Mais Quint ne s’aperçoit de rien, il s’en fout, aussi immobile que les bestiaux. Pendant tout le trajet, il reste muet, mais ça n’est déjà plus le même silence.

— Je vous jure que c’est vrai, Tom !

Il y en a plein d’autres qui dorment au bord de la route, à deux mètres de mes roues, et la plupart ont une carapace brunâtre qui se confond avec le marronnasse du marigot.

— Ce ne sont pas des crocodiles mais des alligators.

En général, un gars qui dit ça veut à tout prix vous expliquer la différence, mais pas Quint. Avant, je me serais bien fichu de la connaître, mais depuis que j’ai lu Moby Dick

— C’est quoi, la différence ?

— Les crocodiles ont la mâchoire supérieure mobile, chez les alligators c’est la mâchoire inférieure.

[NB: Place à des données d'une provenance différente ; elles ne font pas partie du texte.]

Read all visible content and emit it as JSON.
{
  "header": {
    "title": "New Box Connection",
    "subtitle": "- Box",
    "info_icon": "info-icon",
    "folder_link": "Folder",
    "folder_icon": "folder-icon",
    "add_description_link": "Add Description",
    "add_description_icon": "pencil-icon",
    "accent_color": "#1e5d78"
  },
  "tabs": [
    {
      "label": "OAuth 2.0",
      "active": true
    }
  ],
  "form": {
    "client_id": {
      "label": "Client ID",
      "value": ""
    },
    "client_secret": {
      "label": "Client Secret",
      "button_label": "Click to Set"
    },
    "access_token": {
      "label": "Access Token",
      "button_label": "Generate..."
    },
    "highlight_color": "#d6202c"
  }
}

Plutôt comme nous, donc.

Exactement le genre de détail dont Melville aurait tiré trois pages, ce rapprochement entre l’homme et l’alligator. Et dix décennies plus tard, des universitaires dans des amphis remplis d’étudiants s’émerveilleraient du chapitre et en rajouteraient même. Pour sortir Tom de sa réflexion morbide, j’essaie de le lancer là-dessus mais il s’en fiche bien.

— Entre le cagnard qui tape et les alligators, on a intérêt à avoir une roue de secours par chez vous, j’ai dit, sans que ça suscite de commentaire.

Après quelques miles de silence plombé et d’alligators pétrifiés, je vois se profiler une forêt, et je me dis que c’est ça, la route de Woodville. Tom me demande de tourner en direction d’une bretelle d’autoroute qui file vers le golfe du Mexique, avec, juste avant l’embranchement, le Sunstar Motel. Avant de descendre, je lui fais remarquer qu’il a son arme de service mais moi pas.

— En bon mafieux que vous êtes, vous avez bien un instrument contondant sur vous.

— Vous rigolez ? Dans l’avion, on m’a même pris ma lime à ongles.

— De toute façon, si vous vous retrouvez nez à nez avec D’Amato, il va sentir le coup fourré s’il vous voit armé.